2. Un temor mayor de la majestad de Dios.

“Tema a Jehová toda la tierra; teman delante de él todos los habitantes del mundo” (Sal. 33:8). Dios está tan alto sobre nosotros que el pensamiento de su majestad debería hacernos reflexionar y mostrar temor reverente (respeto) hacia él y hacia sus mandamientos. Su poder es tan grande que la comprensión del mismo debería conmovernos.
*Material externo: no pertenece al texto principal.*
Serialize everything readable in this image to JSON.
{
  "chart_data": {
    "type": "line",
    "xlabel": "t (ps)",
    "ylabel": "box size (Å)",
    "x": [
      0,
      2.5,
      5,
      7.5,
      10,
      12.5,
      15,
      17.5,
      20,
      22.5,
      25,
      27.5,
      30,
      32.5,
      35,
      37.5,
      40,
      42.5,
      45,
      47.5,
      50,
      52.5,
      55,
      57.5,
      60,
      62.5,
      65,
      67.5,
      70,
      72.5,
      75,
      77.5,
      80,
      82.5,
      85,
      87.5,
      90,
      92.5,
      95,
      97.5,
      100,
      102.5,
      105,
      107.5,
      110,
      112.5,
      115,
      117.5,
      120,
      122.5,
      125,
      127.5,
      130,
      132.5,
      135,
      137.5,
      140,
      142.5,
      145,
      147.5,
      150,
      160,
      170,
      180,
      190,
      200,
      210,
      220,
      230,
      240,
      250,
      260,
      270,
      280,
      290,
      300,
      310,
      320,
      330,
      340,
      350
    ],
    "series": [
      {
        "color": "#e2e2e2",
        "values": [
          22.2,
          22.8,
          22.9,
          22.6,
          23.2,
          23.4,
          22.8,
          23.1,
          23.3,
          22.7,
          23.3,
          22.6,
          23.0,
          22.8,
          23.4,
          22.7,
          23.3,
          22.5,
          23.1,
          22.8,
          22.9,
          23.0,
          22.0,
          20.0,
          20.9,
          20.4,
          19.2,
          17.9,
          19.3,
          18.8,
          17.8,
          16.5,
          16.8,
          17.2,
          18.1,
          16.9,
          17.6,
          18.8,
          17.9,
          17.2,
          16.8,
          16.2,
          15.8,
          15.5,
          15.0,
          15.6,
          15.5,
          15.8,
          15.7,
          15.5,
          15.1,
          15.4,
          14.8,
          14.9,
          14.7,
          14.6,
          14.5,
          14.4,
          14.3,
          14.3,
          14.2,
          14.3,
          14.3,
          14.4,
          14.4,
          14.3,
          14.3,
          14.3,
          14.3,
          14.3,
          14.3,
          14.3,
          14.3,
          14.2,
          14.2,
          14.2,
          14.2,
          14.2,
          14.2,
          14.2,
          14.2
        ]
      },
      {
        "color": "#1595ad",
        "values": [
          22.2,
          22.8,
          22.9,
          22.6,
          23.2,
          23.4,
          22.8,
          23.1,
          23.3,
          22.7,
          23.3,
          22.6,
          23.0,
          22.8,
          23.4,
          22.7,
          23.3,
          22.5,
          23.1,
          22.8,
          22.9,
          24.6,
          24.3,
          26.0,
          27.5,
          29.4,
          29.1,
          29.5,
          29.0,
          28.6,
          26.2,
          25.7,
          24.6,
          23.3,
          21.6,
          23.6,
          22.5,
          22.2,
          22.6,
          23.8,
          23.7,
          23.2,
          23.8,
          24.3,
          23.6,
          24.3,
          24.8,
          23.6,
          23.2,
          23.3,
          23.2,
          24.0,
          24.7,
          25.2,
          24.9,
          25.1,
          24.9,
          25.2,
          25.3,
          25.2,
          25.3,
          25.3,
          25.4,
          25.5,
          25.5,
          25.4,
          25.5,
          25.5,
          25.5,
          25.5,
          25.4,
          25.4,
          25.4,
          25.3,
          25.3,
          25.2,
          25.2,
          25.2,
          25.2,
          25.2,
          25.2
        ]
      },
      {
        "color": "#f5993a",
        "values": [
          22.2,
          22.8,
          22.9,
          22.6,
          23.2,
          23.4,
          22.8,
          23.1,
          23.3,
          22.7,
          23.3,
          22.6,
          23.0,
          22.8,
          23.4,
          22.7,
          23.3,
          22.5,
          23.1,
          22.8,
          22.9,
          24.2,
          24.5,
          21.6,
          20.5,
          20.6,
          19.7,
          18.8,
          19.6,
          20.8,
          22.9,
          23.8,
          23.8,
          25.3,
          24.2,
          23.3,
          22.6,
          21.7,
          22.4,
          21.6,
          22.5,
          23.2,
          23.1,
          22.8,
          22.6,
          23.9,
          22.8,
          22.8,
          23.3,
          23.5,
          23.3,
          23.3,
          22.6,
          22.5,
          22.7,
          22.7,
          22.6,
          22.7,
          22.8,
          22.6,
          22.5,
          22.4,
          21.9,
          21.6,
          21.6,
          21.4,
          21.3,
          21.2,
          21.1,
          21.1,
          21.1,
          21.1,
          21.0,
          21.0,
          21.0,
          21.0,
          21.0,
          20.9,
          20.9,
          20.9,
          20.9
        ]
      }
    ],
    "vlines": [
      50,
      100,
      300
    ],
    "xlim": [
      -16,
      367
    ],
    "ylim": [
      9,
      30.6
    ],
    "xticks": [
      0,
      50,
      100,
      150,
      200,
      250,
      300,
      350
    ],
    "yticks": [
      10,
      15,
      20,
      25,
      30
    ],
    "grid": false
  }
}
Dios es santo (más de lo que podemos comprender); él aborrece completamente el pecado, y su sentencia sobre el pecado es la muerte y la condenación eterna (Rom. 6:23; Jn. 3:19, 20). “Dios temible en la gran congregación de los santos, y formidable sobre todos cuantos están alrededor de él” (Sal. 89:7).

“El temor de Jehová es el principio de la sabiduría” (Pr. 9:10) y la sabiduría es la aplicación adecuada del conocimiento. Cuanto Dios es verdaderamente conocido, será debidamente temido (respetado y obedecido). Del pecador está escrito: “No hay temor de Dios delante de sus ojos” (Rom. 3:18). No se dan cuenta de su majestad, no se preocupan de su autoridad, no respetan sus mandamientos, no les alarma el que los haya de juzgar. Sin embargo, el creyente arrepentido del pecado y consagrado de corazón, tiene una promesa: “Y pondré mi temor en el corazón de ellos, para que no se aparten de mí” (Jer. 32:40). Por tanto, el creyente fiel tiembla ante su palabra y anda cuidadosamente delante de él (Is. 66:2).

“El temor de Jehová es aborrecer el mal; la soberbia y la arrogancia, el mal camino, y la boca perversa, aborrezco” (Pr. 8:13).

“Con misericordia y verdad se corrige el pecado, y con el temor de Jehová los hombres se apartan del mal” (Pr. 16:6).

El hombre que vive en el temor de Dios es consciente de que “los ojos de Jehová están en todo lugar, mirando a los malos y a los buenos” (Pr. 15:3), por lo que dirige su conducta privada (así como la pública) según los principios de la Ley de Dios. El que se abstiene de cometer algunos pecados porque los ojos de los hombres están sobre él, pero no vacila en cometerlos cuando está solo, carece del temor de Dios. Asimismo el hombre que modera su lengua cuando hay creyentes alrededor, pero no lo hace en otras ocasiones, carece del temor de Dios; no tiene una conciencia que le inspire temor de que Dios le ve y le oye en toda ocasión. El alma verdaderamente regenerada tiene un temor de respeto hacia Dios y no quiere desobedecerle ni desagradarle. No, su deseo real y profundo es agradar a Dios en todas las cosas, en todo momento y en todo lugar. Su ferviente oración es: “Enséñame, oh Jehová, tu camino; caminaré yo en tu verdad; afirma mi corazón para que tema tu nombre” (Sal. 86:11).

El verdadero discípulo de Cristo es enseñado a temer a Dios (Sal. 34:11-14; Pr. 2:1-5). Es a través de las Escrituras que aprendemos que los ojos de Dios están siempre sobre nosotros, notando nuestras acciones y pesando nuestros motivos. El Espíritu Santo aplica las Escrituras a nuestros corazones y nos dice: “persevera en el temor de Jehová todo el tiempo” (Pr. 23:17).